Dangerous New LGB Data - How Three Out of Four Lesbian, Gay, Bisexual Brits Just Disappeared

11/10/2013 16:14 BST | Updated 23/01/2014 23:58 GMT

There's an old saying made popular by Mark Twain about 'lies, damned lies, and statistics'.

As the CEO of a company that works with research data I usually take some issue with that quote - but something the UK Office for National Statistics (ONS) has just done left me shaking my head in disbelief. Last week they reported on new "experimental research" they have undertaken - trying to measure how many lesbians, gay men and bisexual people (LGB) there are in the UK.

My company Out Now works in the LGBT market so this is research we are most pleased to see happening, especially by an organisation as significant as the ONS.

Sadly though the research the ONS have produced can only best be described using that most British of expressions - as being 'not fit for purpose'.

According to the ONS statistics published last week a mere 1.5% of Brits are able to be identify themselves as being one of the three letters of the LGB community in the UK.

How many LGBT youth groups, suicide prevention lines, anti-bullying groups or gay health initiatives are in line to see their funding slashed because the 'official' count of LGBT people in the UK according to the ONS has now just been revised downwards - by more than 75%?

Given that most other studies over the years have shown us numbers closer to 6% or even 7% and above (like Yankelovich MONITOR in the US in 1992 and the peer-reviewed University of Indiana Human National Survey of Sexual Health and Behavior study of 2010) for the number of LGB people living in the USA we wondered what on earth can be happening in Britain to make LGB people so damned scarce. Well it turns out they're not. They are there - and they can even be discerned in the ONS data if you just know where to look.

You see what the ONS did that was so different from those reputable US studies I mentioned was the ONS took little to no trouble at all to establish respondent trust.

Whereas in the US Yankelovich research respondents got to know the person interviewing them over several weeks on more than one personal visit, ONS respondents were phoned at home by a stranger, who knew where they lived; or were asked to reveal their sexuality to a personal interviewer at home - knowing all members of the same household over the age of 16 would shortly be asked that same personal question.

To put that into some kind of context - Out Now undertakes the world's largest global LGBT research initiative - the LGBT2020 study - and that research showed that in 2012 many UK LGBT people are not open about their sexuality to all the people in their own lives that they know rather well.

Only 52% of Brits feel able to be out with all their work colleagues. For the ONS to expect all their respondents to simply reveal their sexuality to a stranger in a survey is just naive. The 'International LGBT2020 Homophobia Report' shows that, of the more than 2,500 UK respondents sampled in 2012 for the Out Now LGBT2020 study, only 56% of respondents said they were able to be out to all their family members.

Being reluctant makes sense. 53% of respondents witnessed homophobia in their own workplace last year. 49% of LGBT2020 respondents were verbally harassed in the previous twelve months due to their sexual orientation or gender identity. 6% were harassed by neighbours and 15% experienced personal harassment in their own workplaces because they are LGBT.

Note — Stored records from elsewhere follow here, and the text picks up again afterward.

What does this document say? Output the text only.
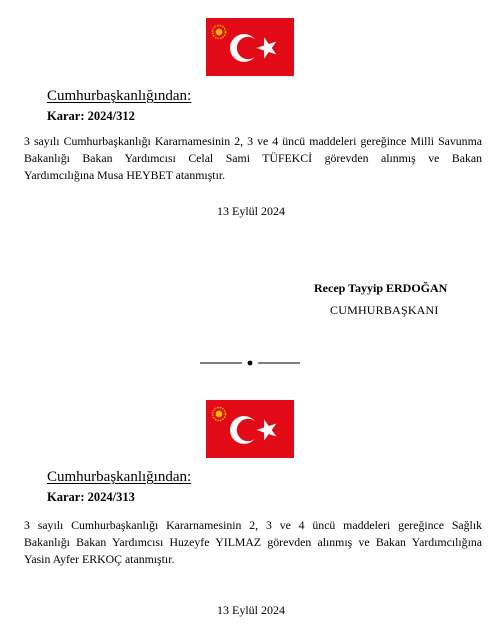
Cumhurbaşkanlığından:
Karar: 2024/312
3 sayılı Cumhurbaşkanlığı Kararnamesinin 2, 3 ve 4 üncü maddeleri gereğince Milli Savunma
Bakanlığı Bakan Yardımcısı Celal Sami TÜFEKCİ görevden alınmış ve Bakan
Yardımcılığına Musa HEYBET atanmıştır.
13 Eylül 2024
Recep Tayyip ERDOĞAN
CUMHURBAŞKANI
Cumhurbaşkanlığından:
Karar: 2024/313
3 sayılı Cumhurbaşkanlığı Kararnamesinin 2, 3 ve 4 üncü maddeleri gereğince Sağlık
Bakanlığı Bakan Yardımcısı Huzeyfe YILMAZ görevden alınmış ve Bakan Yardımcılığına
Yasin Ayfer ERKOÇ atanmıştır.
13 Eylül 2024
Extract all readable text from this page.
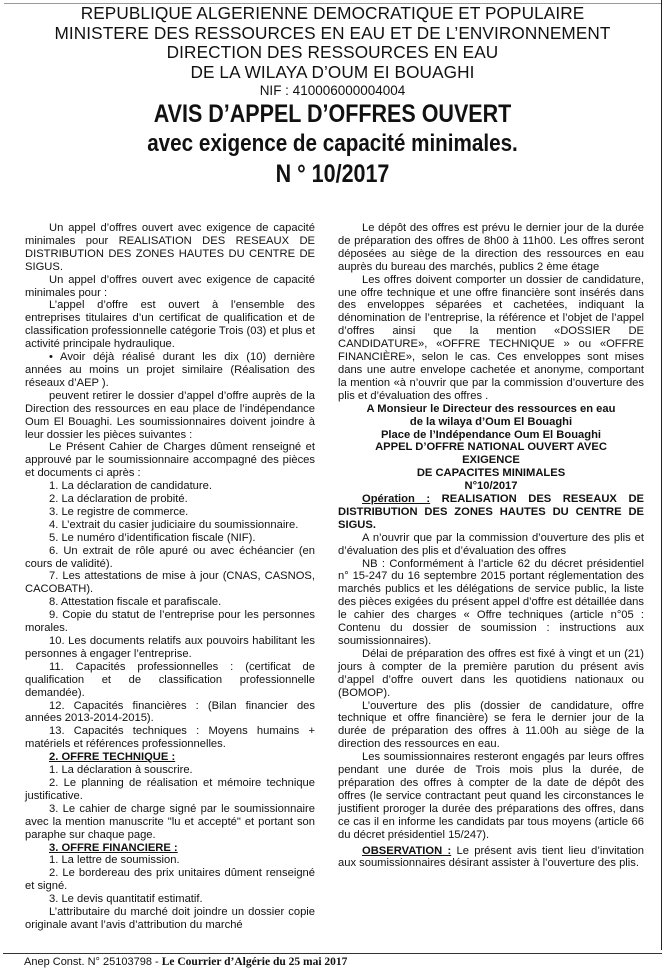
REPUBLIQUE ALGERIENNE DEMOCRATIQUE ET POPULAIRE
MINISTERE DES RESSOURCES EN EAU ET DE L’ENVIRONNEMENT
DIRECTION DES RESSOURCES EN EAU
DE LA WILAYA D’OUM EI BOUAGHI
NIF : 410006000004004
AVIS D’APPEL D’OFFRES OUVERT
avec exigence de capacité minimales.
N ° 10/2017

Un appel d’offres ouvert avec exigence de capacité minimales pour REALISATION DES RESEAUX DE DISTRIBUTION DES ZONES HAUTES DU CENTRE DE SIGUS.

Un appel d’offres ouvert avec exigence de capacité minimales pour :

L’appel d’offre est ouvert à l’ensemble des entreprises titulaires d’un certificat de qualification et de classification professionnelle catégorie Trois (03) et plus et activité principale hydraulique.

• Avoir déjà réalisé durant les dix (10) dernière années au moins un projet similaire (Réalisation des réseaux d’AEP ).

peuvent retirer le dossier d’appel d’offre auprès de la Direction des ressources en eau place de l’indépendance Oum El Bouaghi. Les soumissionnaires doivent joindre à leur dossier les pièces suivantes :

Le Présent Cahier de Charges dûment renseigné et approuvé par le soumissionnaire accompagné des pièces et documents ci après :

1. La déclaration de candidature.

2. La déclaration de probité.

3. Le registre de commerce.

4. L’extrait du casier judiciaire du soumissionnaire.

5. Le numéro d’identification fiscale (NIF).

6. Un extrait de rôle apuré ou avec échéancier (en cours de validité).

7. Les attestations de mise à jour (CNAS, CASNOS, CACOBATH).

8. Attestation fiscale et parafiscale.

9. Copie du statut de l’entreprise pour les personnes morales.

10. Les documents relatifs aux pouvoirs habilitant les personnes à engager l’entreprise.

11. Capacités professionnelles : (certificat de qualification et de classification professionnelle demandée).

12. Capacités financières : (Bilan financier des années 2013-2014-2015).

13. Capacités techniques : Moyens humains + matériels et références professionnelles.

2. OFFRE TECHNIQUE :

1. La déclaration à souscrire.

2. Le planning de réalisation et mémoire technique justificative.

3. Le cahier de charge signé par le soumissionnaire avec la mention manuscrite "lu et accepté" et portant son paraphe sur chaque page.

3. OFFRE FINANCIERE :

1. La lettre de soumission.

2. Le bordereau des prix unitaires dûment renseigné et signé.

3. Le devis quantitatif estimatif.

L’attributaire du marché doit joindre un dossier copie originale avant l’avis d’attribution du marché

Le dépôt des offres est prévu le dernier jour de la durée de préparation des offres de 8h00 à 11h00. Les offres seront déposées au siège de la direction des ressources en eau auprès du bureau des marchés, publics 2 ème étage

Les offres doivent comporter un dossier de candidature, une offre technique et une offre financière sont insérés dans des enveloppes séparées et cachetées, indiquant la dénomination de l’entreprise, la référence et l’objet de l’appel d’offres ainsi que la mention «DOSSIER DE CANDIDATURE», «OFFRE TECHNIQUE » ou «OFFRE FINANCIÈRE», selon le cas. Ces enveloppes sont mises dans une autre envelope cachetée et anonyme, comportant la mention «à n’ouvrir que par la commission d’ouverture des plis et d’évaluation des offres .

A Monsieur le Directeur des ressources en eau

de la wilaya d’Oum El Bouaghi

Place de l’Indépendance Oum El Bouaghi

APPEL D’OFFRE NATIONAL OUVERT AVEC

EXIGENCE

DE CAPACITES MINIMALES

N°10/2017

Opération : REALISATION DES RESEAUX DE DISTRIBUTION DES ZONES HAUTES DU CENTRE DE SIGUS.

A n’ouvrir que par la commission d’ouverture des plis et d’évaluation des plis et d’évaluation des offres

NB : Conformément à l’article 62 du décret présidentiel n° 15-247 du 16 septembre 2015 portant réglementation des marchés publics et les délégations de service public, la liste des pièces exigées du présent appel d’offre est détaillée dans le cahier des charges « Offre techniques (article n°05 : Contenu du dossier de soumission : instructions aux soumissionnaires).

Délai de préparation des offres est fixé à vingt et un (21) jours à compter de la première parution du présent avis d’appel d’offre ouvert dans les quotidiens nationaux ou (BOMOP).

L’ouverture des plis (dossier de candidature, offre technique et offre financière) se fera le dernier jour de la durée de préparation des offres à 11.00h au siège de la direction des ressources en eau.

Les soumissionnaires resteront engagés par leurs offres pendant une durée de Trois mois plus la durée, de préparation des offres à compter de la date de dépôt des offres (le service contractant peut quand les circonstances le justifient proroger la durée des préparations des offres, dans ce cas il en informe les candidats par tous moyens (article 66 du décret présidentiel 15/247).

OBSERVATION : Le présent avis tient lieu d’invitation aux soumissionnaires désirant assister à l’ouverture des plis.

Anep Const. N° 25103798 - Le Courrier d’Algérie du 25 mai 2017
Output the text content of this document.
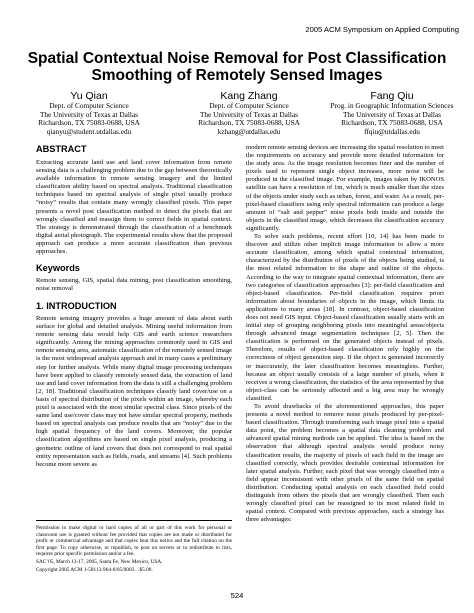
2005 ACM Symposium on Applied Computing
Spatial Contextual Noise Removal for Post Classification
Smoothing of Remotely Sensed Images
Yu Qian
Dept. of Computer Science
The University of Texas at Dallas
Richardson, TX 75083-0688, USA
qianyu@student.utdallas.edu
Kang Zhang
Dept. of Computer Science
The University of Texas at Dallas
Richardson, TX 75083-0688, USA
kzhang@utdallas.edu
Fang Qiu
Prog. in Geographic Information Sciences
The University of Texas at Dallas
Richardson, TX 75083-0688, USA
ffqiu@utdallas.edu
ABSTRACT

Extracting accurate land use and land cover information from remote sensing data is a challenging problem due to the gap between theoretically available information in remote sensing imagery and the limited classification ability based on spectral analysis. Traditional classification techniques based on spectral analysis of single pixel usually produce “noisy” results that contain many wrongly classified pixels. This paper presents a novel post classification method to detect the pixels that are wrongly classified and reassign them to correct fields in spatial context. The strategy is demonstrated through the classification of a benchmark digital aerial photograph. The experimental results show that the proposed approach can produce a more accurate classification than previous approaches.

Keywords

Remote sensing, GIS, spatial data mining, post classification smoothing, noise removal

1. INTRODUCTION

Remote sensing imagery provides a huge amount of data about earth surface for global and detailed analysis. Mining useful information from remote sensing data would help GIS and earth science researchers significantly. Among the mining approaches commonly used in GIS and remote sensing area, automatic classification of the remotely sensed image is the most widespread analysis approach and in many cases a preliminary step for further analysis. While many digital image processing techniques have been applied to classify remotely sensed data, the extraction of land use and land cover information from the data is still a challenging problem [2, 18]. Traditional classification techniques classify land cover/use on a basis of spectral distribution of the pixels within an image, whereby each pixel is associated with the most similar spectral class. Since pixels of the same land use/cover class may not have similar spectral property, methods based on spectral analysis can produce results that are “noisy” due to the high spatial frequency of the land covers. Moreover, the popular classification algorithms are based on single pixel analysis, producing a geometric outline of land covers that does not correspond to real spatial entity representation such as fields, roads, and streams [4]. Such problems become more severe as

Permission to make digital or hard copies of all or part of this work for personal or classroom use is granted without fee provided that copies are not made or distributed for profit or commercial advantage and that copies bear this notice and the full citation on the first page. To copy otherwise, or republish, to post on servers or to redistribute to lists, requires prior specific permission and/or a fee.

SAC’05, March 13-17, 2005, Santa Fe, New Mexico, USA.

Copyright 2005 ACM 1-58113-964-0/05/0003…$5.00.

modern remote sensing devices are increasing the spatial resolution to meet the requirements on accuracy and provide more detailed information for the study area. As the image resolution becomes finer and the number of pixels used to represent single object increases, more noise will be produced in the classified image. For example, images taken by IKONOS satellite can have a resolution of 1m, which is much smaller than the sizes of the objects under study such as urban, forest, and water. As a result, per-pixel-based classifiers using only spectral information can produce a large amount of “salt and pepper” noise pixels both inside and outside the objects in the classified image, which decreases the classification accuracy significantly.

To solve such problems, recent effort [10, 14] has been made to discover and utilize other implicit image information to allow a more accurate classification, among which spatial contextual information, characterized by the distribution of pixels of the objects being studied, is the most related information to the shape and outline of the objects. According to the way to integrate spatial contextual information, there are two categories of classification approaches [3]: per-field classification and object-based classification. Per-field classification requires priori information about boundaries of objects in the image, which limits its applications to many areas [18]. In contrast, object-based classification does not need GIS input. Object-based classification usually starts with an initial step of grouping neighboring pixels into meaningful areas/objects through advanced image segmentation techniques [2, 5]. Then the classification is performed on the generated objects instead of pixels. Therefore, results of object-based classification rely highly on the correctness of object generation step. If the object is generated incorrectly or inaccurately, the later classification becomes meaningless. Further, because an object usually consists of a large number of pixels, when it receives a wrong classification, the statistics of the area represented by that object-class can be seriously affected and a big area may be wrongly classified.

To avoid drawbacks of the aforementioned approaches, this paper presents a novel method to remove noise pixels produced by per-pixel-based classification. Through transforming each image pixel into a spatial data point, the problem becomes a spatial data cleaning problem and advanced spatial mining methods can be applied. The idea is based on the observation that although spectral analysis would produce noisy classification results, the majority of pixels of each field in the image are classified correctly, which provides desirable contextual information for later spatial analysis. Further, each pixel that was wrongly classified into a field appear inconsistent with other pixels of the same field on spatial distribution. Conducting spatial analysis on each classified field could distinguish from others the pixels that are wrongly classified. Then each wrongly classified pixel can be reassigned to its most related field in spatial context. Compared with previous approaches, such a strategy has three advantages:

524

So in all probability - to use a statistical phrase - it seems fair to assume many respondents the ONS interviewed would feel less than thrilled about sharing something so significant about themselves with a complete stranger.

We know of course that the ONS published data has to be wrong - and not just because it is so significantly lower than the US research.

The ONS report itself includes a data table showing that up to 4% of their sample can be found in the "Don't know / refusal" category for the question on their own sexuality.

Of course some in this world are yet to decide for sure what allocated label they want to ascribe to their own sexuality - but for the ONS to just ignore that 4% elephant in the room of their study is not only poor research, it is dangerous.

We are amazed it did not strike anyone at the ONS as perhaps a bit 'odd' that this many people might not know their own sexual orientation?

If we are therefore to conclude that these respondents are in fact refusing to divulge their sexuality - a not unreasonable assumption we contend, given the clumsy way in which respondents are expected to 'out' themselves to a total stranger - then the only honest headline that the research the ONS released last week could really appear under is: "Up to 4% of UK people prefer not to divulge their sexuality to a stranger when asked to for an ONS research study".

If you think like we do that this is a dangerous survey masquerading as credible data you might want to let the Director General at the ONS know. We wrote to him here and you can email his office with your own thoughts at - I am sure they might look into it if enough people questioned their very questionable research methodology.

Saying nothing means that this extremely dodgy data might be allowed to stand in the UK - and I fear such an outcome would most definitely make Mr Twain right on this particular occasion.